Essa semana, estive em uma das agências do Banco do Brasil da minha cidade, que costuma ter um atendimento demorado e burocrático, um saco! - o banco, não a cidade. Mas, por sorte, conta com duas pessoas atenciosas e prestativas na equipe. E a equipe é grande. Vista de fora, mais de dez pessoas.

Conheci seu Pedro, quando cedi meu lugar enquanto aguardávamos chamarem nossas senhas. Pouco depois, surgiu um lugar para sentar ao seu lado. Sabia que ia demorar, sentei. Seu Pedro me ofereceu chicletes - antes de começarmos a falar qualquer coisa, então já eliminei a hipótese de ganhar chicletes por estar com mau hálito. Vai saber! Aceitei, agradeci. Começamos a conversar. Ele, de cabelos branquinhos, tom de voz muito suave. Algumas críticas sobre o suporte ao cliente nesse banco; negligência. Perguntou sobre minha família. Descobrimos que conhece meu avô, foram colegas de trabalho. "Encontro de gerações", eu disse. Ele concordou.

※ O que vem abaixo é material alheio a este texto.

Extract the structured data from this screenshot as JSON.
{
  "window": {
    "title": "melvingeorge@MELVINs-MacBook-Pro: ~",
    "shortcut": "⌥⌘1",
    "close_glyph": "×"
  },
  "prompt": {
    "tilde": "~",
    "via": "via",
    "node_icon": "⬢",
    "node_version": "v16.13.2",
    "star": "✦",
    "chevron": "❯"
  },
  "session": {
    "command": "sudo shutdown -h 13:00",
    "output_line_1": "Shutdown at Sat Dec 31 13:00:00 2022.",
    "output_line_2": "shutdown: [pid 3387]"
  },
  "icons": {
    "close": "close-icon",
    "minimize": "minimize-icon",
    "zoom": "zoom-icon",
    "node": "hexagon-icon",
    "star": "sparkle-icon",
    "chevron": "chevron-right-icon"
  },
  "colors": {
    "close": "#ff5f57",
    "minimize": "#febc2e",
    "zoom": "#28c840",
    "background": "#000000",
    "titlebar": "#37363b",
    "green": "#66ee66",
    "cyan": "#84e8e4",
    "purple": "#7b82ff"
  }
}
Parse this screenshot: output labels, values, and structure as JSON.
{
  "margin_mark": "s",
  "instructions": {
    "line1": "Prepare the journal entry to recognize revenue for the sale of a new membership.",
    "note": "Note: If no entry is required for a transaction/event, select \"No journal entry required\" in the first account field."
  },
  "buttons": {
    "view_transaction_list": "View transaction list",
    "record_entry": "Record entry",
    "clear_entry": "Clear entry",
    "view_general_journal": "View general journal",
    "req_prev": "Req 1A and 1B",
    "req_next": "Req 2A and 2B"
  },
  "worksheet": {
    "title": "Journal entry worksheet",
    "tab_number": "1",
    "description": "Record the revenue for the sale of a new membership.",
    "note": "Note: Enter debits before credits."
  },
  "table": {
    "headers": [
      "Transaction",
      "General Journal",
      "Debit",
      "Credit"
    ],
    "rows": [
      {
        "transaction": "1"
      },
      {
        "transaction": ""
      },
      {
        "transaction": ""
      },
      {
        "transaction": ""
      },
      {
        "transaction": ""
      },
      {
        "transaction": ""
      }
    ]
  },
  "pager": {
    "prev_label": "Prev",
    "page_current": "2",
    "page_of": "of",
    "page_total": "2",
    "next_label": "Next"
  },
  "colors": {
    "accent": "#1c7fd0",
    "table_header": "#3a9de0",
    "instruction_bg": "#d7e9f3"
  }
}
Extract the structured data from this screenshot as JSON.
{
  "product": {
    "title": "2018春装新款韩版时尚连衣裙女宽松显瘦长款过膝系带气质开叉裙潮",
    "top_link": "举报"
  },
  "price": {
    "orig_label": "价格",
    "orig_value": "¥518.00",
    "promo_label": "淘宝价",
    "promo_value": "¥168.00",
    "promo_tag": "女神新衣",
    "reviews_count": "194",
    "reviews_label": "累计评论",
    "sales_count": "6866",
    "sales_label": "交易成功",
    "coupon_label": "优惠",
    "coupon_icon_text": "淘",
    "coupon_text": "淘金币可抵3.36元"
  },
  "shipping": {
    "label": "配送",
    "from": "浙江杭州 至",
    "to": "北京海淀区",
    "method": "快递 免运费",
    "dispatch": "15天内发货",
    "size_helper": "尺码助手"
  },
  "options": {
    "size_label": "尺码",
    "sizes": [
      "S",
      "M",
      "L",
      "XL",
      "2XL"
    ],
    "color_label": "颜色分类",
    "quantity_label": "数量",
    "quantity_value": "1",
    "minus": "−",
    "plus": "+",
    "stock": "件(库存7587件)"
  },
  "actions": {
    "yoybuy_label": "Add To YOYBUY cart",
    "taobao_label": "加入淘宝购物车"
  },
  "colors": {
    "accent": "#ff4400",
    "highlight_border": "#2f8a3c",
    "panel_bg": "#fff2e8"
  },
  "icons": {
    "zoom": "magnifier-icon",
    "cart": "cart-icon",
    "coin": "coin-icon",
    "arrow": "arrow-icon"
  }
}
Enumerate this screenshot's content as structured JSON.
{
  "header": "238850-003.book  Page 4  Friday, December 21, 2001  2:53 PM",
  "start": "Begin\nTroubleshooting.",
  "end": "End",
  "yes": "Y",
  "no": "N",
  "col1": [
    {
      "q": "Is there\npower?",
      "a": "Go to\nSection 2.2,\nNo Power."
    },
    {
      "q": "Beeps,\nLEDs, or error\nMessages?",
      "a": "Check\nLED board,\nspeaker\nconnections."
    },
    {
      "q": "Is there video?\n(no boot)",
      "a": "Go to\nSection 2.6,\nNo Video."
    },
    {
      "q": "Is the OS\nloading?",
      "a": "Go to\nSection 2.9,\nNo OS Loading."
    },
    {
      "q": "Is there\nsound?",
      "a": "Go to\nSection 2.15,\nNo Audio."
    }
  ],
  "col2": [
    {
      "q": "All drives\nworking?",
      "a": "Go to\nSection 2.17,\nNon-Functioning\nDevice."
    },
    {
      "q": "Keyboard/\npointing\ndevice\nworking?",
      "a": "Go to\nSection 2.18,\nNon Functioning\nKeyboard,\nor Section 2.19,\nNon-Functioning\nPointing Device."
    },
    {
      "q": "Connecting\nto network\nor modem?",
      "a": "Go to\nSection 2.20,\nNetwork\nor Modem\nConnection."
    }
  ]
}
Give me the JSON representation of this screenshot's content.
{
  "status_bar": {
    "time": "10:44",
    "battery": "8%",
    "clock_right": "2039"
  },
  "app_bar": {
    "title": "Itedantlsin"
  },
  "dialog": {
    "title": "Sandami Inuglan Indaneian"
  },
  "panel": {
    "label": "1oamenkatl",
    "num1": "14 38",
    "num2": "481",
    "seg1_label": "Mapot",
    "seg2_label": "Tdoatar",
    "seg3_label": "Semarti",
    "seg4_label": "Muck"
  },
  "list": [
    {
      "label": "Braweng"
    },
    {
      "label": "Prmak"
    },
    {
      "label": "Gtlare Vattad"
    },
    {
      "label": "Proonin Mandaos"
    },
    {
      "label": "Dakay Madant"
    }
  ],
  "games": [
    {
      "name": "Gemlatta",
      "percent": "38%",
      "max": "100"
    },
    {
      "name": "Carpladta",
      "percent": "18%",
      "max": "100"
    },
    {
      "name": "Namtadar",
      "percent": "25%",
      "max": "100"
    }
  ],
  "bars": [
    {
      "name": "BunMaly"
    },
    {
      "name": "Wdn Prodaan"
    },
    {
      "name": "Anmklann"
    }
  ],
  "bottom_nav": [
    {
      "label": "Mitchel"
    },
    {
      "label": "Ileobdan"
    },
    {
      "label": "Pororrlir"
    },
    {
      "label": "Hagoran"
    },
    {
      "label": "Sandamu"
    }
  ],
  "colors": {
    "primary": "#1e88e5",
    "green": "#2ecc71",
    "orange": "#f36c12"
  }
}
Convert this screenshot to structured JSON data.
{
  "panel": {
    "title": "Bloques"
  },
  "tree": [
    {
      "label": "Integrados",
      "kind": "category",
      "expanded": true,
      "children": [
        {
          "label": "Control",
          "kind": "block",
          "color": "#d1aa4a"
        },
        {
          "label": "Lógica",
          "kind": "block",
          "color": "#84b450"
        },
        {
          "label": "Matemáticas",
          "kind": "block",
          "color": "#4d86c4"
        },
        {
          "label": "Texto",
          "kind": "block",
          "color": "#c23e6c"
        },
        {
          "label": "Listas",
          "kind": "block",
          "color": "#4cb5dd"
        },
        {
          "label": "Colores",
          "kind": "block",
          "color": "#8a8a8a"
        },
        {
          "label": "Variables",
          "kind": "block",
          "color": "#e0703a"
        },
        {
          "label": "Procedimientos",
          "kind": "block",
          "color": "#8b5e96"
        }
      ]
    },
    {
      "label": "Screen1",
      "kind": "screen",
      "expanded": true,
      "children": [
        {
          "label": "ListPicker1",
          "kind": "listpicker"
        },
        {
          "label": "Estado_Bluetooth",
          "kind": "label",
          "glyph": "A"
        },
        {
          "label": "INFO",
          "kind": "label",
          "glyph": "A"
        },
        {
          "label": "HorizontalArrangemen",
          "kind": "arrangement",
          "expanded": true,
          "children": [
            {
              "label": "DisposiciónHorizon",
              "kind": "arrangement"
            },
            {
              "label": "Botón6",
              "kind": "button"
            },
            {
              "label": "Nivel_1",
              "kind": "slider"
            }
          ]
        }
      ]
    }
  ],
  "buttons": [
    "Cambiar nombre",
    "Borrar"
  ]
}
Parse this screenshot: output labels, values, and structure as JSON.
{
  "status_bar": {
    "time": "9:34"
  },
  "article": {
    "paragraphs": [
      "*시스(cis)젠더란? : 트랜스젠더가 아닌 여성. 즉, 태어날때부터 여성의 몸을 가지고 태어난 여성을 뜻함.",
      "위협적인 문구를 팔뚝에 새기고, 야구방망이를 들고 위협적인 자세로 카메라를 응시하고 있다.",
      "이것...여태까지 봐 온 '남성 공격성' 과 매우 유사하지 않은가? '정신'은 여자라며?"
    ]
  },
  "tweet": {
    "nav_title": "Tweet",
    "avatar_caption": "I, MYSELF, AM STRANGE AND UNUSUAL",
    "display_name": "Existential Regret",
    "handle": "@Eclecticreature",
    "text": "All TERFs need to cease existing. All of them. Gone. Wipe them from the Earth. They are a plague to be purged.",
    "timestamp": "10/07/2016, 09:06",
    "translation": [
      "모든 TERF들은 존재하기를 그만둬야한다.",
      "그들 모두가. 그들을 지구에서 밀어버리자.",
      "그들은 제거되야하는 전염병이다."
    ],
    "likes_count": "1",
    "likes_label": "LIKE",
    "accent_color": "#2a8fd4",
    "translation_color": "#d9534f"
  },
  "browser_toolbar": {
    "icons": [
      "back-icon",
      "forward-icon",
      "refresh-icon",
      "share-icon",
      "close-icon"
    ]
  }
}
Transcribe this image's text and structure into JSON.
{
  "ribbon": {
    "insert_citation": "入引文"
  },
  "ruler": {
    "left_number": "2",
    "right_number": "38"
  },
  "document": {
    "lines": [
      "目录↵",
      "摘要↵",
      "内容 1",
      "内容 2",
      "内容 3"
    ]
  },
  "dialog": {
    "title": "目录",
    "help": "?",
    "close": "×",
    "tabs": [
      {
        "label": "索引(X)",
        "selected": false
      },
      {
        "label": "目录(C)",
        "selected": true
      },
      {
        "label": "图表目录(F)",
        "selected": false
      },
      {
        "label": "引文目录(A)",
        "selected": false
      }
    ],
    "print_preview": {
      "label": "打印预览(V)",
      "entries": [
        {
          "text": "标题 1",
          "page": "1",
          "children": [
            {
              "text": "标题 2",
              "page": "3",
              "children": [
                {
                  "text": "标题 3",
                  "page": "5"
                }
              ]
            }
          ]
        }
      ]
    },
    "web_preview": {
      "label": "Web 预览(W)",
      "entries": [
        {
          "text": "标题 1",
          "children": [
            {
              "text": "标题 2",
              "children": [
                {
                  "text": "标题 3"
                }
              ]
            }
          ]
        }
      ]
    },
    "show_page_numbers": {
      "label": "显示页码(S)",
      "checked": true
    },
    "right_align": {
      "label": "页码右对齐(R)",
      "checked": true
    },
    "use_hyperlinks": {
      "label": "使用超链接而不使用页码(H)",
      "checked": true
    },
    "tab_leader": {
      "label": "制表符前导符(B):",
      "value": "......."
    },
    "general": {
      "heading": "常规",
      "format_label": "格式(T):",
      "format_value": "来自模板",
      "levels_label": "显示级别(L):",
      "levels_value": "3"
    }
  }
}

Chamaram minha senha. Enquanto eu aguardava mais um pouco, já na mesa, ouvi uma mulher se oferecer para trocar de senha com seu Pedro, para adiantar o atendimento dele. Seu Pedro aceitou. Em seguida, ofereceu chicletes a ela também. Sorrimos os três. E aí ela lançou um clichê, que circula muito pelas redes, pelos muros: "gentileza gera gentileza!". Cê tem razão, moça. Repetidamente faz ainda mais sentido.